Прикольное рассуждение.

----------


## Топпер

> Нет, разница всё же есть. В христианских конфессиях объектом прибежища является церковь, как одна из драгоценностей (типа тело Христа), а в буддийских традициях все драгоценности идентичны.


Именно, что разные.
Будда ушедший в безостаточную ниббану в Тхераваде  или Будда продолжающий действовать в сансаре, согласно махаянсим воззрениям.

Дхаммы - разные однозначно. Цели пути разные: достижение Ниббаны или Состяния Будды (неприбывающая нирвана в которой он находится по махаянским воззрениям)

Сангхи разные: 8 Арьяпуггала в Тхераваде и Бодхисаттвы 10 бхуми + Будды с эманациями продолжающие действовать в  Махаяне.



> Это чтоже, выходит, что Щакьямуни по становлению буддой ушёл в безостаточность, а 40 лет по лесам ходила еретическая эманация или тулку?


Я имею в виду после Махапариниббаны.



> Эманации и тулку - рабочая терминология которой нет в тхераваде, если нет терминологии, то не значит что нет процесса к которому применима эта терминология.

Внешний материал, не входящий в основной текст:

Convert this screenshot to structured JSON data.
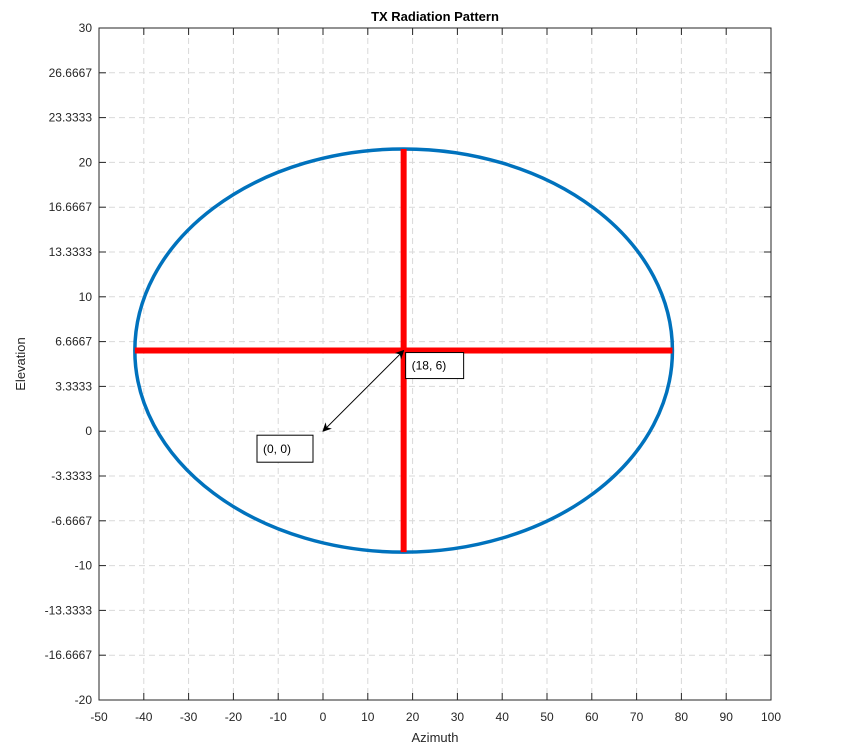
{
  "chart_data": {
    "type": "line",
    "title": "TX Radiation Pattern",
    "xlabel": "Azimuth",
    "ylabel": "Elevation",
    "xlim": [
      -50,
      100
    ],
    "ylim": [
      -20,
      30
    ],
    "grid": true,
    "x_ticks": [
      -50,
      -40,
      -30,
      -20,
      -10,
      0,
      10,
      20,
      30,
      40,
      50,
      60,
      70,
      80,
      90,
      100
    ],
    "x_tick_labels": [
      "-50",
      "-40",
      "-30",
      "-20",
      "-10",
      "0",
      "10",
      "20",
      "30",
      "40",
      "50",
      "60",
      "70",
      "80",
      "90",
      "100"
    ],
    "y_ticks": [
      30,
      26.6667,
      23.3333,
      20,
      16.6667,
      13.3333,
      10,
      6.6667,
      3.3333,
      0,
      -3.3333,
      -6.6667,
      -10,
      -13.3333,
      -16.6667,
      -20
    ],
    "y_tick_labels": [
      "30",
      "26.6667",
      "23.3333",
      "20",
      "16.6667",
      "13.3333",
      "10",
      "6.6667",
      "3.3333",
      "0",
      "-3.3333",
      "-6.6667",
      "-10",
      "-13.3333",
      "-16.6667",
      "-20"
    ],
    "ellipse": {
      "center": [
        18,
        6
      ],
      "x_radius": 60,
      "y_radius": 15,
      "color": "#0072BD"
    },
    "crosshair": {
      "horizontal": {
        "x": [
          -42,
          78
        ],
        "y": [
          6,
          6
        ]
      },
      "vertical": {
        "x": [
          18,
          18
        ],
        "y": [
          -9,
          21
        ]
      },
      "color": "#FF0000"
    },
    "arrow": {
      "from": [
        18,
        6
      ],
      "to": [
        0,
        0
      ]
    },
    "annotations": [
      {
        "text": "(18, 6)",
        "x": 18,
        "y": 6
      },
      {
        "text": "(0, 0)",
        "x": 0,
        "y": 0
      }
    ]
  }
}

Тхеравада не включает подобную терминологию в свои концепции. Махаяна - включает. Налицо разница в возрениях.

----------


## Топпер

> К слову, махаяна же учение для бодхисаттв, которые приводят существ к освобождению в том числе и с помощью _не махаянских_ методов. Махаяна признаёт все учения Будды и настоящий махаянист _не может_ оспаривать истинность и эффективность никакого учения Будды.


Совершенно верно. Это называется, если мне память не изменяет, инклутивизм: поглощение через объявление конкурирующей традиции частным случаем своей. Т.е. с точки зрения Махаяны Тхеравада - частный случай Махаяны.

Но Тхеравада не придерживается подобного взгляда.

----------


## Fritz

Нет, разницы в воззрениях нет, если есть разница в терминологии, особенно если где-то не ввели эту терминологию, т.е. действие есть, а название ему не дали, причём, удобное название, способствующее действию.




> Будда ушедший в безостаточную ниббану в Тхераваде или Будда продолжающий действовать в сансаре, согласно махаянсим воззрениям.


Выходит, что Сакьямуни не стал буддой, или логика в Тхераваде не в почёте? Если да, то нет разницы между Тхеравадой и Исламом.




> Я имею в виду после Махапариниббаны.


А до того, что Будда буддой и не был, выходит? Или он говорил о том, что сам не испытал и чего не знает?




> Сангхи разные: 8 Арьяпуггала в Тхераваде и Бодхисаттвы 10 бхуми + Будды с эманациями продолжающие действовать в Махаяне.


Также как и Микола с Николаем - разные люди. Про эманации я уже намекал. Но лучше всго таки уяснить для себя досконально что это такое, а потом утверждения выкладывать. И что за слово-то такое европейское- эманация.))))

----------


## Топпер

> Это печально.
> Особенно если придерживаться мнения - "Сангхи разные. Дхамма разная."
> Хотя в принципе почему так происходит понятно.


Ничего печального. Наоборот это хорошо: После нахождения различий, ищутся и общие стороны. А их тоже немало. И на основании общих сторон происходит взаимодействите. Просто чёткое обозначение тех или иных аспектов создаёт меньше путаницы.

----------


## Топпер

> Нет, разницы в воззрениях нет, если есть разница в терминологии, особенно если где-то не ввели эту терминологию, т.е. действие есть, а название ему не дали, причём, удобное название, способствующее действию.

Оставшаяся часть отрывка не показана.